Rove mocks Palin. Who'll win this feud?

Rove mocks Palin on 'Fox News Sunday,' following her CPAC speech where Sarah Palin took on Karl Rove, the GOP strategist, without mentioning him by name. Is this a real or mock feud? It seems prone to framing as a high school spat.

Republican strategist Karl Rove gestures while at a luncheon at the California Republican Party convention, in Sacramento, Calif., earlier this month.

Rich Pedroncelli/AP

March 18, 2013

Karl Rove on Sunday hit back at Sarah Palin for suggesting he’s a clueless apparatchik who should stop trying to vet GOP candidates and instead run for office himself.

Mr. Rove on “Fox News Sunday” sarcastically thanked Ms. Palin for her encouragement that he should throw his hat in the ring in his native Texas but added, “I don’t think I’m a good candidate: [I’m] kind of a balding, fat guy. And second, if I did run for office and win, I would serve out my term, and I wouldn’t leave office midterm.”

We see what you’re doing there, Karl. You’re calling ex-Governor Palin a quitter. She resigned her office midway through her first term, in 2009, in case you’ve forgotten. She’d had a taste of the political big time via the losing 2008 McCain-Palin campaign and decided it was time to leave Alaska to get ready for her next political adventure – which, as Rove noted, does not appear to involve running for office herself.

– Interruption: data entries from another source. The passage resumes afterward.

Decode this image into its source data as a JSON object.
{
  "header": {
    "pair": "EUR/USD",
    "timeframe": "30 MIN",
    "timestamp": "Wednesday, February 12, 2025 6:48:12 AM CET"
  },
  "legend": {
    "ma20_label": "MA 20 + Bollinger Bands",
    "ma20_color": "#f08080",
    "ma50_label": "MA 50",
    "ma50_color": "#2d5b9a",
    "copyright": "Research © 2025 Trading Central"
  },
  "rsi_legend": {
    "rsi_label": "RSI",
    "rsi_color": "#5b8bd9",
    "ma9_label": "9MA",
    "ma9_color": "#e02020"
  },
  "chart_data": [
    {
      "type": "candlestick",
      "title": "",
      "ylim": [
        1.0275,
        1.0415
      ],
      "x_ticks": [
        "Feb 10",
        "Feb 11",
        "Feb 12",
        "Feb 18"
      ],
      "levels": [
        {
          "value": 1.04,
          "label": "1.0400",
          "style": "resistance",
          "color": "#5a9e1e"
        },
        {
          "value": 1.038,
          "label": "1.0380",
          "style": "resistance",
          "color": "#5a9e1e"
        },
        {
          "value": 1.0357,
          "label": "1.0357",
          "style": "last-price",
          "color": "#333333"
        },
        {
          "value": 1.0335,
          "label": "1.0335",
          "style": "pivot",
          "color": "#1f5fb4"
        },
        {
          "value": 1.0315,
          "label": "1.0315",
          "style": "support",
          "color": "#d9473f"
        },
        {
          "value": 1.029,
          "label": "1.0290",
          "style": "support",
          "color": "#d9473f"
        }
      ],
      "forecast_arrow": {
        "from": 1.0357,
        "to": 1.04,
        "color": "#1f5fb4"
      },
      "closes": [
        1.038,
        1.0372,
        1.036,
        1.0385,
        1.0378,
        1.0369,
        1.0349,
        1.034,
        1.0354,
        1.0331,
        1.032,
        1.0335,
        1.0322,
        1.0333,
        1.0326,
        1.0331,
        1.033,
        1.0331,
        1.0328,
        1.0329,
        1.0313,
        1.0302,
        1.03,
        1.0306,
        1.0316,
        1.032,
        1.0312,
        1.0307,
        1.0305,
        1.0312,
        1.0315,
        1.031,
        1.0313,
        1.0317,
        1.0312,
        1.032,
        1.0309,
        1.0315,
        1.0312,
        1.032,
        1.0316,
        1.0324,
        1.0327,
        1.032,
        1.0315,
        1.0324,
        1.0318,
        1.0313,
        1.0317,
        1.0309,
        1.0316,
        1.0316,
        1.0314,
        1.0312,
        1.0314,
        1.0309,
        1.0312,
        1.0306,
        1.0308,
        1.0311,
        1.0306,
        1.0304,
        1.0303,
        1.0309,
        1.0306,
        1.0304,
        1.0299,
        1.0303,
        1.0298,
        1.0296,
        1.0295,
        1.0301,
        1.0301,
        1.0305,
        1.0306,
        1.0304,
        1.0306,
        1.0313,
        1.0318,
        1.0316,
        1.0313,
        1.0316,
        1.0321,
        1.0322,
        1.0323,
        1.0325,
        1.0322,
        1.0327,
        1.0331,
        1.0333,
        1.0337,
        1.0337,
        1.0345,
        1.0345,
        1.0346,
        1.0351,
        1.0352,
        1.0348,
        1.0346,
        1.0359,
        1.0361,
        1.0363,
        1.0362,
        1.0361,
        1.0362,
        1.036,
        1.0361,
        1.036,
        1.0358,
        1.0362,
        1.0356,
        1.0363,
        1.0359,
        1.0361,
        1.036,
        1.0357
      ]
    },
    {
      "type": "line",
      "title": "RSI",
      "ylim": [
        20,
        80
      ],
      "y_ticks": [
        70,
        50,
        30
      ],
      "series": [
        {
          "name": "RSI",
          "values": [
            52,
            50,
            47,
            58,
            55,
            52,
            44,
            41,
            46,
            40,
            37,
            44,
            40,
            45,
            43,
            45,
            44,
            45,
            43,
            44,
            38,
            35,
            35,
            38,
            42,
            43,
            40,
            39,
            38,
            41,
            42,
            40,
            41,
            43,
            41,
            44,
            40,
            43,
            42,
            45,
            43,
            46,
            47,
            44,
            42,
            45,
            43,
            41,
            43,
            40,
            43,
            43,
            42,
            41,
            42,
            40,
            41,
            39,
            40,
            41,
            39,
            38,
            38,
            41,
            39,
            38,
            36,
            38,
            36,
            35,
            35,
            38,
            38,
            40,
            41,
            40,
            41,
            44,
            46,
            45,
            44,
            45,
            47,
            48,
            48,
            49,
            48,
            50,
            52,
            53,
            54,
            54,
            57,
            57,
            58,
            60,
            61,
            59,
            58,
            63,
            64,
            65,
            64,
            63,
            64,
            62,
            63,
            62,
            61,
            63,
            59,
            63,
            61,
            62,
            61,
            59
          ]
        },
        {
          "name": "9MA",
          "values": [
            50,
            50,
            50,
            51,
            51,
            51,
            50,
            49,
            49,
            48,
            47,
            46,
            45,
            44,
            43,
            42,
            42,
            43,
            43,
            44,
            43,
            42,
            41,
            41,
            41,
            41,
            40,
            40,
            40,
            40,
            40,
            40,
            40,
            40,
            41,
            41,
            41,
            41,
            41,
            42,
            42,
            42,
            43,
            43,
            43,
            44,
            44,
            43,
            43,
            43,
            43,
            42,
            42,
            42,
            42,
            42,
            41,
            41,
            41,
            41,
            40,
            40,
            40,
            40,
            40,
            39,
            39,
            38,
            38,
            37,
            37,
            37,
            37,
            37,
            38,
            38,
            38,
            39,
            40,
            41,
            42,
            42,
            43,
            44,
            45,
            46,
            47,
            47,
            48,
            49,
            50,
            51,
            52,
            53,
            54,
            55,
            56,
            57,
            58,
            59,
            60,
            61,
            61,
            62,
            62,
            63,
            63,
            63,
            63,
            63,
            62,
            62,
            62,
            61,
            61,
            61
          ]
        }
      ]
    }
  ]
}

In Kentucky, the oldest Black independent library is still making history

So it’s on! Why does this feud seem particularly prone to framing as a high school spat, as if it’s the head cheerleader versus the student-body president?

Anyway, here’s the background: Rove, President George W. Bush’s political adviser, has long been a ferocious competitor who puts winning as perhaps the highest political virtue. Because of that, he has often complained out loud about Republican candidates who win primaries but he feels are unsuited for general elections.

Remember Christine O’Donnell, the Delaware tea party activist who was a surprise winner of the state’s 2010 Senate primary and then got clocked in November? Remember her “I am not a witch” ad? Rove was her vocal foe from the beginning.

“This is not a race we are going to be able to win,” Rove said on Fox while she was still celebrating her primary win.

Rove similarly complained about Todd Akin, the losing Missouri Senate candidate whose “legitimate rape” comments turned off many swing voters.

A majority of Americans no longer trust the Supreme Court. Can it rebuild?

More recently, Rove has suggested that his American Crossroads group will bankroll opponents to such tea party-backed politicians as a means to get more Republicans actually elected. It’s his view that right now, the GOP might well control the Senate as well as the House if the party had been more ruthless in candidate selection.

That’s the real split here, of course. It isn’t cheerleaders versus the math club. It’s Palin and her tea party ideology versus a more traditional Washington GOP establishment.

In her highly entertaining Conservative Political Action Conference (CPAC) speech over the weekend, Palin took on Rove over this issue without mentioning him by name.

“If these experts who keep losing elections and keep getting rehired and getting millions, if they feel that strongly about who gets to run in this party, then they should buck up or stay in the truck. Buck up or run,” Palin said. “[They] can head on back to the great Lone Star State and put their name on some ballot – though for their sakes, I hope they give themselves a discount on their consulting services.”

The CPAC crowd, which leans toward libertarian tea party types, ate that up. (They also loved it when she drank from a Big Gulp and made fun of New York Mayor Michael Bloomberg, but that’s another story.)

So there you have it. This split is about more than two people. In a way, it represents the struggle now going on for the heart of the Republican Party. Does the GOP have to tack with the winds, adjust its position on such issues as immigration to meet voter preferences, and become more like the Democrats to win? Or should it double down on conservative positions to better motivate America’s true believers?

All we can say is we’d love to see Palin and Rove argue this over face to face. Perhaps they could do a home-and-home reality series. In the first episode, they’d go deer hunting. First to bag a buck wins. In the second, they’d be tested on the nation’s congressional districts and the percentage of the GOP vote in each, while sitting in a D.C. office without windows or fresh air.

In the third and last episode, they’d just sit there, and viewers would phone in pledges to their favorites. The one with the biggest political-action committee at the end wins and is congratulated by the host, Stephen Colbert.